L’IA nous sauvera-t-elle de la désinformation ? C‘est le pari de Raphaël-David Lasseri. Depuis sept ans ce docteur en physique théorique développe des solutions technologiques au croisement de l’IA et de l’information. En 2018, l’ancien étudiant de l’ENS-Paris Saclay crée Magic Lemp, un outil dopé aux algorithmes qui se veut apolitique. Cette entreprise de deep tech regroupe aujourd’hui 20 chercheurs et ingénieurs qui accompagnent aussi bien des entreprises et institutions publiques comme Naval Group, la gendarmerie nationale et le Sénat, que des groupes privés comme 2600. Aujourd’hui, elle réfléchit avec plusieurs médias français aux enjeux de la couverture de l’élection présidentielle de 2027.
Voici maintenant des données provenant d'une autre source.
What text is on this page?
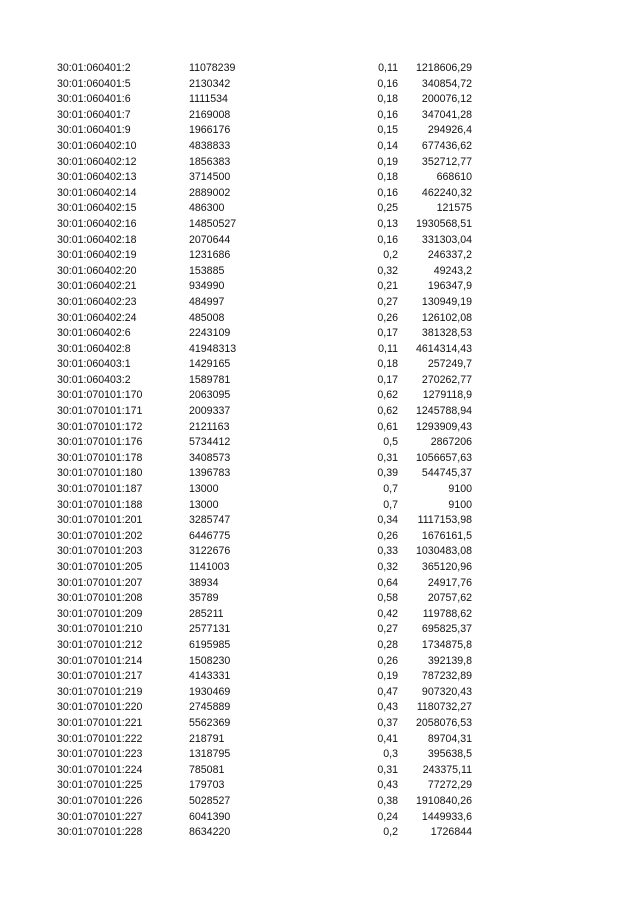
30:01:060401:2	11078239	0,11 1218606,29
30:01:060401:5	2130342	0,16 340854,72
30:01:060401:6	1111534	0,18 200076,12
30:01:060401:7	2169008	0,16 347041,28
30:01:060401:9	1966176	0,15	294926,4
30:01:060402:10	4838833	0,14 677436,62
30:01:060402:12	1856383	0,19 352712,77
30:01:060402:13	3714500	0,18	668610
30:01:060402:14	2889002	0,16 462240,32
30:01:060402:15	486300	0,25	121575
30:01:060402:16	14850527	0,13 1930568,51
30:01:060402:18	2070644	0,16 331303,04
30:01:060402:19	1231686	0,2	246337,2
30:01:060402:20	153885	0,32	49243,2
30:01:060402:21	934990	0,21	196347,9
30:01:060402:23	484997	0,27 130949,19
30:01:060402:24	485008	0,26 126102,08
30:01:060402:6	2243109	0,17 381328,53
30:01:060402:8	41948313	0,11 4614314,43
30:01:060403:1	1429165	0,18	257249,7
30:01:060403:2	1589781	0,17 270262,77
30:01:070101:170	2063095	0,62 1279118,9
30:01:070101:171	2009337	0,62 1245788,94
30:01:070101:172	2121163	0,61 1293909,43
30:01:070101:176	5734412	0,5	2867206
30:01:070101:178	3408573	0,31 1056657,63
30:01:070101:180	1396783	0,39 544745,37
30:01:070101:187	13000	0,7	9100
30:01:070101:188	13000	0,7	9100
30:01:070101:201	3285747	0,34 1117153,98
30:01:070101:202	6446775	0,26 1676161,5
30:01:070101:203	3122676	0,33 1030483,08
30:01:070101:205	1141003	0,32 365120,96
30:01:070101:207	38934	0,64	24917,76
30:01:070101:208	35789	0,58	20757,62
30:01:070101:209	285211	0,42 119788,62
30:01:070101:210	2577131	0,27 695825,37
30:01:070101:212	6195985	0,28 1734875,8
30:01:070101:214	1508230	0,26	392139,8
30:01:070101:217	4143331	0,19 787232,89
30:01:070101:219	1930469	0,47 907320,43
30:01:070101:220	2745889	0,43 1180732,27
30:01:070101:221	5562369	0,37 2058076,53
30:01:070101:222	218791	0,41	89704,31
30:01:070101:223	1318795	0,3	395638,5
30:01:070101:224	785081	0,31 243375,11
30:01:070101:225	179703	0,43	77272,29
30:01:070101:226	5028527	0,38 1910840,26
30:01:070101:227	6041390	0,24 1449933,6
30:01:070101:228	8634220	0,2	1726844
En 2022, vous avez lancé «Pluralisme», un outil d’intelligence artificielle qui analyse en temps réel les prises de parole de près de 3 000 personnalités publiques. Comment exercez-vous votre algorithme ?
La sphère informationnelle est complexe. On a commencé par l’analyse des textes écrits puis on s’est attaqué au point le plus dur que sont les vidéos. Pendant la présidentielle de 2022, nous avons notamment pu maîtriser deux complexités importantes. Premièrement l’accent du candidat Jean Lassalle qui était mal compris par l’algorithme, cela nous a permis de mieux prendre en compte les particularismes régionaux. Notre deuxième difficulté a été les chroniques de Nicolas Canteloup. Il imite particulièrement bien le Président, surtout en «doublant» de vraies vidéos ! Ses imitations nous ont servis d’entraînement et de préfiguration efficace dans notre lutte actuelle contre les deepfakes. Aujourd’hui, nous étendons notre analyse à d’autres pays comme l’Allemagne, les Etats-Unis et l’Uruguay en gérant d’autres langues que le français.
Ce travail de récolte et d’analyse de la désinformation n’est-il pas déjà celui des journalistes ?
Notre outil n’est pas là pour remplacer les journalistes. Nous voulons donner à tous – qu’ils soient journalistes, politiques ou simples citoyens – l’accès à de la donnée brute, sans filtre éditorial. Concrètement, un youtubeur ou un éditorialiste reprend dans l’une de ses vidéos une phrase du président de la République. La personne qui regarde le contenu n’a pas forcément accès au contexte du propos rapporté. Notre objectif est de pouvoir remonter aux sources dans leur exhaustivité. Nous sommes convaincus que le partage de ces informations peut permettre aux citoyens de sortir de leurs bulles informationnelles et contribuera à renforcer notre démocratie.
En anticipation des élections de 2027 justement, dans quel cadre des médias comme BFM TV, M6 et France Info font appel à vous ?
Pendant les périodes électorales, les médias audiovisuels doivent garantir égalité et équité du temps de parole des candidats. Or, nous avons observé un écart pouvant atteindre 30 % entre les décomptes manuels et ceux effectués par l’algorithme. Dans ce cas, c‘est bien la machine qui était le plus fiable… Pour aller plus loin, notre système répond également au décret du Conseil d’Etat en analysant non seulement les interventions des politiques, mais aussi celles des chroniqueurs, en analysant le contenu des discours et pas seulement les temps de parole.
Comment votre technologie peut aider à lutter contre les ingérences étrangères ?
Nos systèmes d’IA aident à repérer les stratégies d’influence étrangère en révélant des anomalies narratives, donc du contenu, et des réseaux coordonnés de diffusion à travers l’analyse en temps réel des discours et prises de positions.